When you are arrested for the possession of drugs, it typically will fall under one or two categories — simple possession for personal use or possession with intent to distribute. Often, police officers and prosecutors will attempt to push for a possession with intent to distribute conviction, even if the evidence is completely there. Here’s what has to be proven and what you can do to fight the charges.


First, prosecutors must prove that you possessed the substance in question and that the substance was indeed illegal. They must prove that you and only you had access to the place where the drugs were found and that you knew that they were there and that they were illegal drugs. If any of these elements can be disproved, it’s possible that your case will be dismissed.

Intent to Distribute

Intent to distribute, also known as intent to sell, must be proven and have occurred at the same time as the possession of the drugs. Typically, what supports this charge is the discovery of certain items along with the drugs that indicate that you had the intent to sell them. For example, if you had a large amount of cash on you, scales, packaging materials, and a large amount of drugs, prosecutors can logically make the conclusion that you intended to distribute the drugs to others.

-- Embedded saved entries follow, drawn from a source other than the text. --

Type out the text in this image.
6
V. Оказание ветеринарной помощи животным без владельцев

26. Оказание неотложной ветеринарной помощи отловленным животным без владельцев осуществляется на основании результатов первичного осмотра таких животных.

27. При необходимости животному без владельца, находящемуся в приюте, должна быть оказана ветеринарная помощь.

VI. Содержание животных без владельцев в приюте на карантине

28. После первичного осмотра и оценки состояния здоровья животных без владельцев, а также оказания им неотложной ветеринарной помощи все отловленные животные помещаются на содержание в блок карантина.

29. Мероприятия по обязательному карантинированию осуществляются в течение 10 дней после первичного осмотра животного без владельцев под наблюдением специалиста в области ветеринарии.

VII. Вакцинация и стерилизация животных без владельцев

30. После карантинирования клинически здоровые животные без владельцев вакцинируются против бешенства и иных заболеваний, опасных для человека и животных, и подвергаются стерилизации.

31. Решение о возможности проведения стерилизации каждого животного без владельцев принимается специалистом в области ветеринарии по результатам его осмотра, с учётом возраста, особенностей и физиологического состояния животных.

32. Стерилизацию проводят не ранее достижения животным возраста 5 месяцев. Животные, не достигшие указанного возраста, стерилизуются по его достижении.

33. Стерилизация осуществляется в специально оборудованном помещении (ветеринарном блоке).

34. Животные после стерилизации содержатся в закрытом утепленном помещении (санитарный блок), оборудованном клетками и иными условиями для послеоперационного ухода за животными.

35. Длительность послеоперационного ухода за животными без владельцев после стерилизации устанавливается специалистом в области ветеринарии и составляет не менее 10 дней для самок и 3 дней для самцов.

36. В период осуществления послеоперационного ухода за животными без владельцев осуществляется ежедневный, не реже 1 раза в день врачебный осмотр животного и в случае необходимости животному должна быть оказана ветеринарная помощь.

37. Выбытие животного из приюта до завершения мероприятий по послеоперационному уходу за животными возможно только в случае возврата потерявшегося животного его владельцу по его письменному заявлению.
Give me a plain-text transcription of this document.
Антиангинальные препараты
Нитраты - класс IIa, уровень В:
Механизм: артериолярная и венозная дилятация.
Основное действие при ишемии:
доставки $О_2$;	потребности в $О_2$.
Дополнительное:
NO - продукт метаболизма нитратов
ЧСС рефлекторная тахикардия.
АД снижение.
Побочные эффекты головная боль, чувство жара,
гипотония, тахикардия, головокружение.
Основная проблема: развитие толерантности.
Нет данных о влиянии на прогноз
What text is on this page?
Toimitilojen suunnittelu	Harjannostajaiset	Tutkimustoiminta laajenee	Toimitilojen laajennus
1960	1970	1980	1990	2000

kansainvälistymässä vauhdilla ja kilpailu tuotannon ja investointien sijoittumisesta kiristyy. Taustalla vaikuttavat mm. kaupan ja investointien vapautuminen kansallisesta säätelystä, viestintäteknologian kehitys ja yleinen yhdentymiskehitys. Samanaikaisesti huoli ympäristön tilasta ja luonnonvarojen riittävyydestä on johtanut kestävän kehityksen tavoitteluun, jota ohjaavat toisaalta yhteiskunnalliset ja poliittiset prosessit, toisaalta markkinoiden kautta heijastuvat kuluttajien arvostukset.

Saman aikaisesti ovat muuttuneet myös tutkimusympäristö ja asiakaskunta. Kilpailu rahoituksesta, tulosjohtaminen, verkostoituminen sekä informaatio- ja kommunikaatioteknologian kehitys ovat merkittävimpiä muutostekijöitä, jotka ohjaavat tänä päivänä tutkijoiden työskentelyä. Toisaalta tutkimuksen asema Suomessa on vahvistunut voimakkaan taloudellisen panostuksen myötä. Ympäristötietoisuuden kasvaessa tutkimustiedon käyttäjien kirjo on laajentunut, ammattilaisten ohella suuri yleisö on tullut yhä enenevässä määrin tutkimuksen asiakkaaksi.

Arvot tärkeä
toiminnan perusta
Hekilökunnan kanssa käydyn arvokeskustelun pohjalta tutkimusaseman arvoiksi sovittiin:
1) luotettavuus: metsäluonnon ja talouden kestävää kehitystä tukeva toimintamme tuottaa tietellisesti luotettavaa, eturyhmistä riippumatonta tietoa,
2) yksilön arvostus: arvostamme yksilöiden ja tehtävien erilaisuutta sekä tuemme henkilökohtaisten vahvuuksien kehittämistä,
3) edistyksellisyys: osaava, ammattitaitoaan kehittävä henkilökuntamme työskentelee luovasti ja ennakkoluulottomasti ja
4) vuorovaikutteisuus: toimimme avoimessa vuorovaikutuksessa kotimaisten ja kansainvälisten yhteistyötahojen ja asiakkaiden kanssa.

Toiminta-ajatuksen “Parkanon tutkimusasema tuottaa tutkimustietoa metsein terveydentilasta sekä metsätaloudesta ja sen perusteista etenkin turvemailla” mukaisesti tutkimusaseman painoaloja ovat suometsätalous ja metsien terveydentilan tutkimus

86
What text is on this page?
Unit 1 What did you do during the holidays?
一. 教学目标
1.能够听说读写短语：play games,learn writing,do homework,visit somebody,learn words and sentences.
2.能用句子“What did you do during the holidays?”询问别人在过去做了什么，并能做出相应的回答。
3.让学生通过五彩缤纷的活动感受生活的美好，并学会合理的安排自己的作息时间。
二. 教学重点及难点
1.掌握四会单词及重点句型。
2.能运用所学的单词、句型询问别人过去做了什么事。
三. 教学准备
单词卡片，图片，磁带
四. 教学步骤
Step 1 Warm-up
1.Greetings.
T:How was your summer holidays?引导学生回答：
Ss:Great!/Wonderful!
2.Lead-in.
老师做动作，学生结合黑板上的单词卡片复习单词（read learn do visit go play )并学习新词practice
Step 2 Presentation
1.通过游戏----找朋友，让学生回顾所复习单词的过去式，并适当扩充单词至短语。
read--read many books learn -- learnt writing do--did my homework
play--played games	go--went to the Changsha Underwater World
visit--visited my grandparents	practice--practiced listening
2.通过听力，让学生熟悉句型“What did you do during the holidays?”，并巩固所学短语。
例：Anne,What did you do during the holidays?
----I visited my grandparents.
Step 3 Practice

However, usually more than one of these elements are necessary to prove that you intended to distribute. For example, if you had a small or moderate amount of drugs on you and a lot of cash, but nothing else, it could be argued that the money was for something else. If you had drugs and scales on you but no money, it could be argued that the scales were for another purpose.

Both Charges Must Exist Together

For prosecutors to be successful, they must prove each element of the alleged crime existed together. For example, if you were found with drugs and no items to indicate that you would be selling them, you can only be charged with simple possession. If you were found with items that indicated you were intending to sell drugs but did not have the substance on you, you can’t be charged with either, although some lesser charges may be brought like conspiracy to possess with intent to distribute.